The best thing about this Purge movie is that it feels bigger than the other two – it’s tackling how the Purge affects society on a much larger scale, and we see it’s impact on the country as a whole rather than just an individual story. The plot is good, because the Senator is at the heart of it – you can feel that there is more at stake, that she’s to be protected and that she can make a difference, and that’s the first time we’ve actually seen a glimmer of that in the Purge.
Some are calling it the best film of the three, and it does feel like we’re finally really starting to explore the concept. It certainly outdoes the second movie, but comparing it to the first Purge feels like apples and oranges (or crossbows and chainsaws, if you want to stay on topic). The original film works as it’s own movie because it’s the world of the Purge, but on a much smaller, more claustrophobic scale – whereas Election Year is something else entirely.
The pace of the story really works and is outlined effectively; we understand the Senator’s story and the setup to Purge night without it being dragged out, and we get to the Purge action nice and quickly (which it kind of feels like you’re waiting for).

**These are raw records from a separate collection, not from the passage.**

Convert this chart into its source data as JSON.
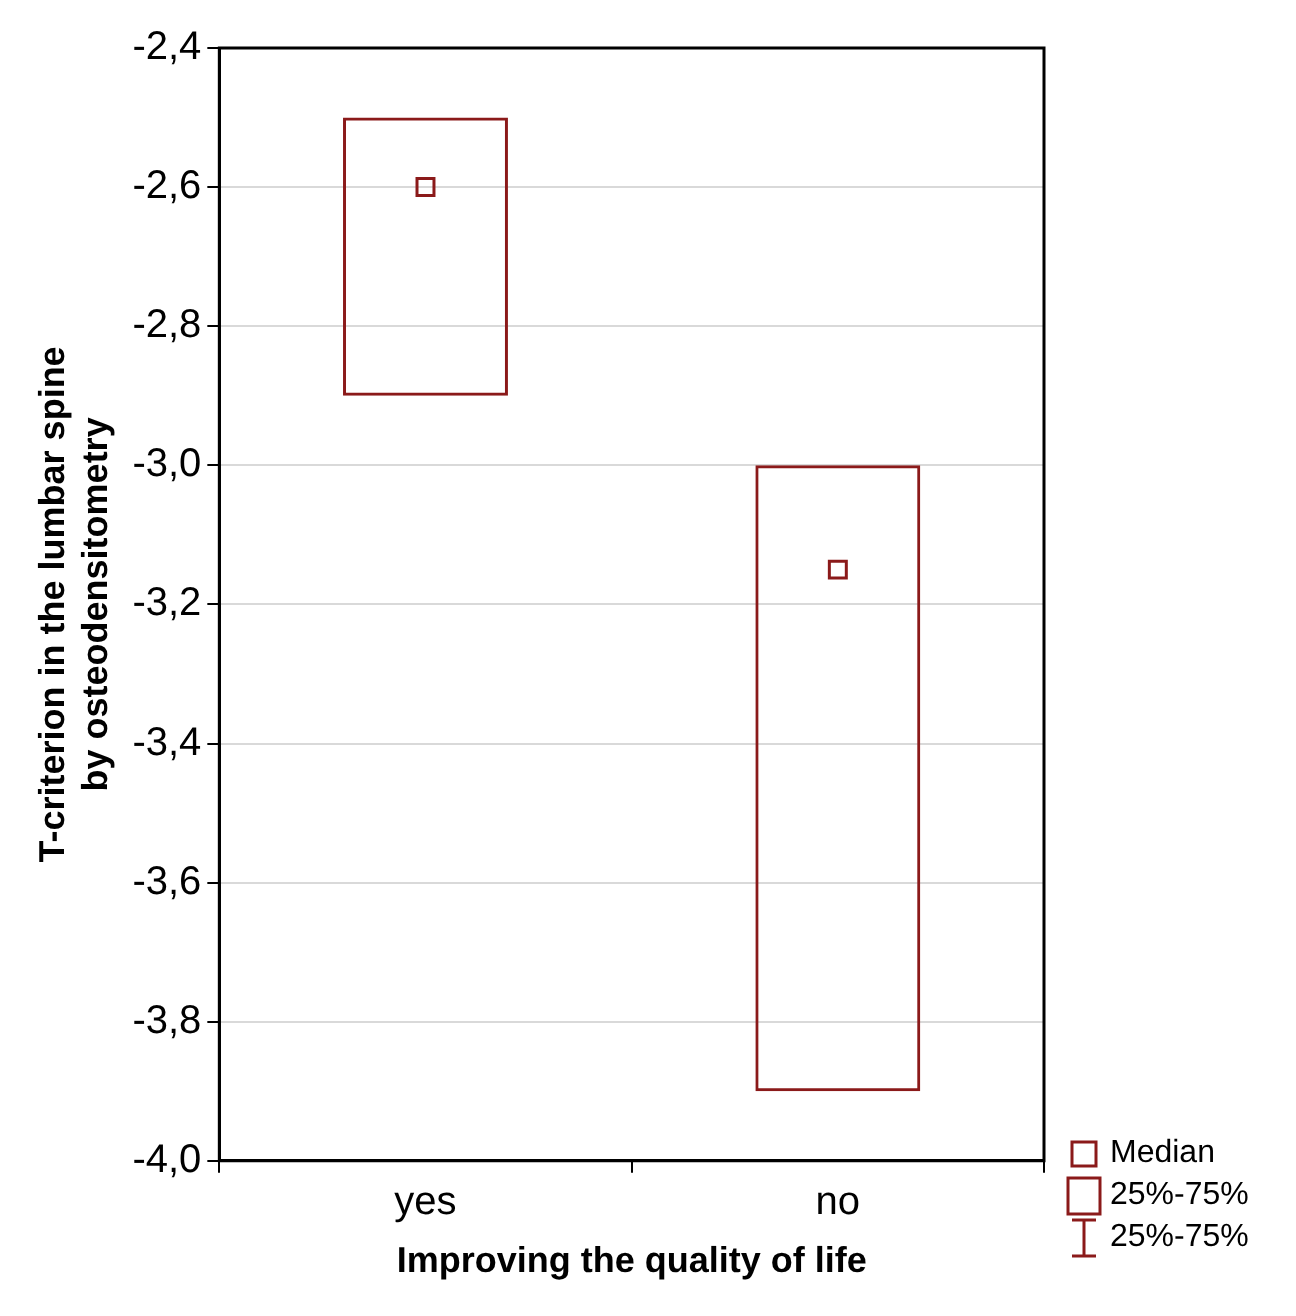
{
  "chart_data": {
    "type": "box",
    "xlabel": "Improving the quality of life",
    "ylabel": "T-criterion in the lumbar spine\nby osteodensitometry",
    "categories": [
      "yes",
      "no"
    ],
    "series": [
      {
        "color": "#8b1a1a",
        "boxes": [
          {
            "low": -2.9,
            "q1": -2.9,
            "median": -2.6,
            "q3": -2.5,
            "high": -2.5
          },
          {
            "low": -3.9,
            "q1": -3.9,
            "median": -3.15,
            "q3": -3.0,
            "high": -3.0
          }
        ]
      }
    ],
    "ylim": [
      -4.0,
      -2.4
    ],
    "yticks": [
      {
        "value": -4.0,
        "label": "-4,0"
      },
      {
        "value": -3.8,
        "label": "-3,8"
      },
      {
        "value": -3.6,
        "label": "-3,6"
      },
      {
        "value": -3.4,
        "label": "-3,4"
      },
      {
        "value": -3.2,
        "label": "-3,2"
      },
      {
        "value": -3.0,
        "label": "-3,0"
      },
      {
        "value": -2.8,
        "label": "-2,8"
      },
      {
        "value": -2.6,
        "label": "-2,6"
      },
      {
        "value": -2.4,
        "label": "-2,4"
      }
    ],
    "grid": "y",
    "annotations": [
      "Median",
      "25%-75%",
      "25%-75%"
    ]
  }
}
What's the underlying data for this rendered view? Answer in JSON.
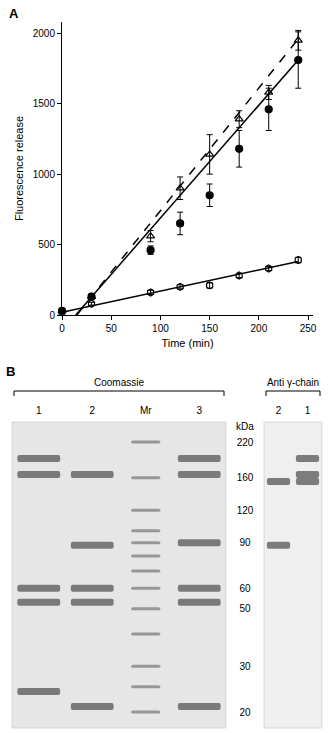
{
  "chart_data": {
    "type": "scatter",
    "panel_label": "A",
    "x_label": "Time (min)",
    "y_label": "Fluorescence release",
    "xlim": [
      0,
      255
    ],
    "xticks": [
      0,
      50,
      100,
      150,
      200,
      250
    ],
    "ylim": [
      0,
      2080
    ],
    "yticks": [
      0,
      500,
      1000,
      1500,
      2000
    ],
    "grid": false,
    "series": [
      {
        "type": "scatter",
        "marker": "triangle-up-open",
        "color": "#000000",
        "x": [
          0,
          30,
          90,
          120,
          150,
          180,
          210,
          240
        ],
        "values": [
          30,
          130,
          560,
          900,
          1140,
          1390,
          1580,
          1950
        ],
        "error": [
          10,
          15,
          40,
          80,
          140,
          60,
          50,
          70
        ]
      },
      {
        "type": "scatter",
        "marker": "circle",
        "color": "#000000",
        "x": [
          0,
          30,
          90,
          120,
          150,
          180,
          210,
          240
        ],
        "values": [
          30,
          130,
          460,
          650,
          850,
          1180,
          1460,
          1810
        ],
        "error": [
          10,
          20,
          30,
          80,
          80,
          130,
          150,
          200
        ]
      },
      {
        "type": "scatter",
        "marker": "hexagon-open",
        "color": "#000000",
        "x": [
          0,
          30,
          90,
          120,
          150,
          180,
          210,
          240
        ],
        "values": [
          20,
          80,
          160,
          200,
          210,
          280,
          330,
          390
        ],
        "error": [
          10,
          10,
          15,
          15,
          20,
          15,
          15,
          20
        ]
      },
      {
        "type": "line",
        "line_style": "dash",
        "color": "#000000",
        "x": [
          15,
          240
        ],
        "values": [
          0,
          1960
        ]
      },
      {
        "type": "line",
        "line_style": "solid",
        "color": "#000000",
        "x": [
          14,
          240
        ],
        "values": [
          0,
          1810
        ]
      },
      {
        "type": "line",
        "line_style": "solid",
        "color": "#000000",
        "x": [
          0,
          240
        ],
        "values": [
          20,
          380
        ]
      }
    ]
  },
  "panel_b": {
    "panel_label": "B",
    "unit": "kDa",
    "scale_ticks": [
      220,
      160,
      120,
      90,
      60,
      50,
      30,
      20
    ],
    "gels": [
      {
        "title": "Coomassie",
        "lanes": [
          {
            "label": "1",
            "bands": [
              190,
              165,
              60,
              53,
              24
            ]
          },
          {
            "label": "2",
            "bands": [
              165,
              88,
              60,
              53,
              21
            ]
          },
          {
            "label": "Mr",
            "bands": [
              220,
              160,
              120,
              100,
              90,
              80,
              70,
              60,
              50,
              40,
              30,
              25,
              20
            ]
          },
          {
            "label": "3",
            "bands": [
              190,
              165,
              90,
              60,
              53,
              21
            ]
          }
        ]
      },
      {
        "title": "Anti γ-chain",
        "lanes": [
          {
            "label": "2",
            "bands": [
              155,
              88
            ]
          },
          {
            "label": "1",
            "bands": [
              190,
              165,
              155
            ]
          }
        ]
      }
    ]
  }
}
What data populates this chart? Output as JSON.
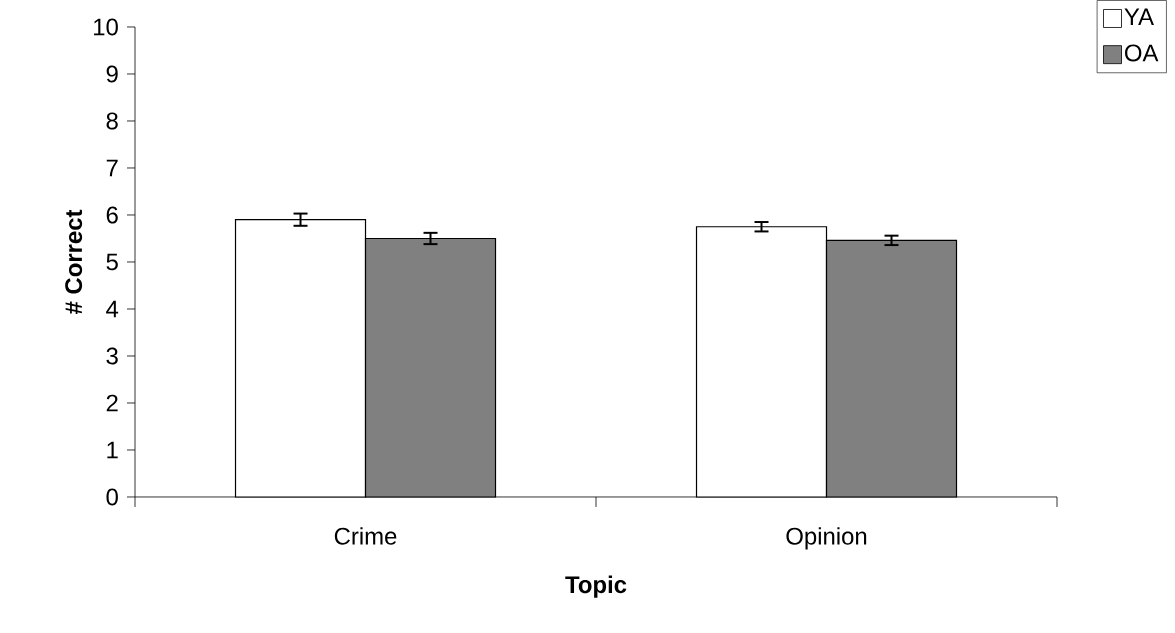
{
  "chart_data": {
    "type": "bar",
    "xlabel": "Topic",
    "ylabel": "# Correct",
    "categories": [
      "Crime",
      "Opinion"
    ],
    "ylim": [
      0,
      10
    ],
    "yticks": [
      0,
      1,
      2,
      3,
      4,
      5,
      6,
      7,
      8,
      9,
      10
    ],
    "legend": "top right",
    "grid": false,
    "series": [
      {
        "name": "YA",
        "color": "#ffffff",
        "values": [
          5.9,
          5.75
        ],
        "errors": [
          0.13,
          0.1
        ]
      },
      {
        "name": "OA",
        "color": "#808080",
        "values": [
          5.5,
          5.46
        ],
        "errors": [
          0.12,
          0.1
        ]
      }
    ]
  }
}
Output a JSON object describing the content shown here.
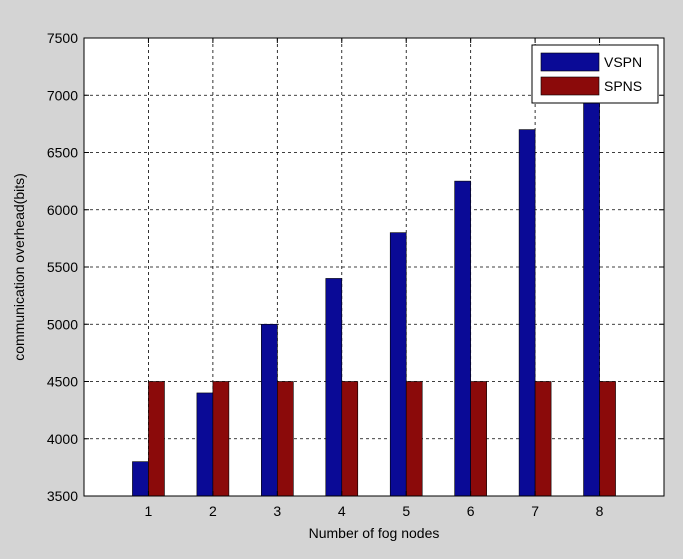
{
  "chart_data": {
    "type": "bar",
    "title": "",
    "xlabel": "Number of fog nodes",
    "ylabel": "communication overhead(bits)",
    "categories": [
      "1",
      "2",
      "3",
      "4",
      "5",
      "6",
      "7",
      "8"
    ],
    "series": [
      {
        "name": "VSPN",
        "values": [
          3800,
          4400,
          5000,
          5400,
          5800,
          6250,
          6700,
          7150
        ],
        "color": "#0a0a96"
      },
      {
        "name": "SPNS",
        "values": [
          4500,
          4500,
          4500,
          4500,
          4500,
          4500,
          4500,
          4500
        ],
        "color": "#8b0a0a"
      }
    ],
    "ylim": [
      3500,
      7500
    ],
    "yticks": [
      3500,
      4000,
      4500,
      5000,
      5500,
      6000,
      6500,
      7000,
      7500
    ],
    "grid": true,
    "legend": "top-right"
  }
}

Elizabeth Mitchell and Frank Grillo give the best performances here – Grillo is good at continuing his role as a surly antihero who suspects everyone, and we think Mitchell is strong at conveying both horror at the violence, but the drive to make a change.
However, we weren’t so keen on others, especially Joe. If we’re honest, he gets increasingly irritating as the film goes on, continues to utter racial slurs that seem out of place, and detracts from the better parts of the story.
Dialogue is what really lets the film down; it’s seriously clumsy and cheesy in parts, especially between the characters from the deli. It feels really quite laboured, but smart writing isn’t what you’re watching The Purge for.
What you do watch The Purge for, however, is the 12 hours of anarchy that occur every year on Purge night, and it certainly delivers on that – though it’s definitely a sideline to what’s happening with the Senator and the bigger picture overall. Though no bad thing, this is a significant difference to the other 2 movies, where seeing new ways that people ‘purge and purify’ made up the majority of the thrills.
We’re big fans of the whole Purge concept – it’s unique, it’s interesting and it tackles real world issues – and so we thoroughly enjoyed this film. Groundbreaking cinema it is not, but an entertaining watch it certainly is, and there’s a twisted cartoonish aesthetic to the trilogy that makes it stand out from the crowd.
The third Purge gets 3* from us. It’s better than average, not quite excellent, but worth seeing if you’re a fan of the franchise.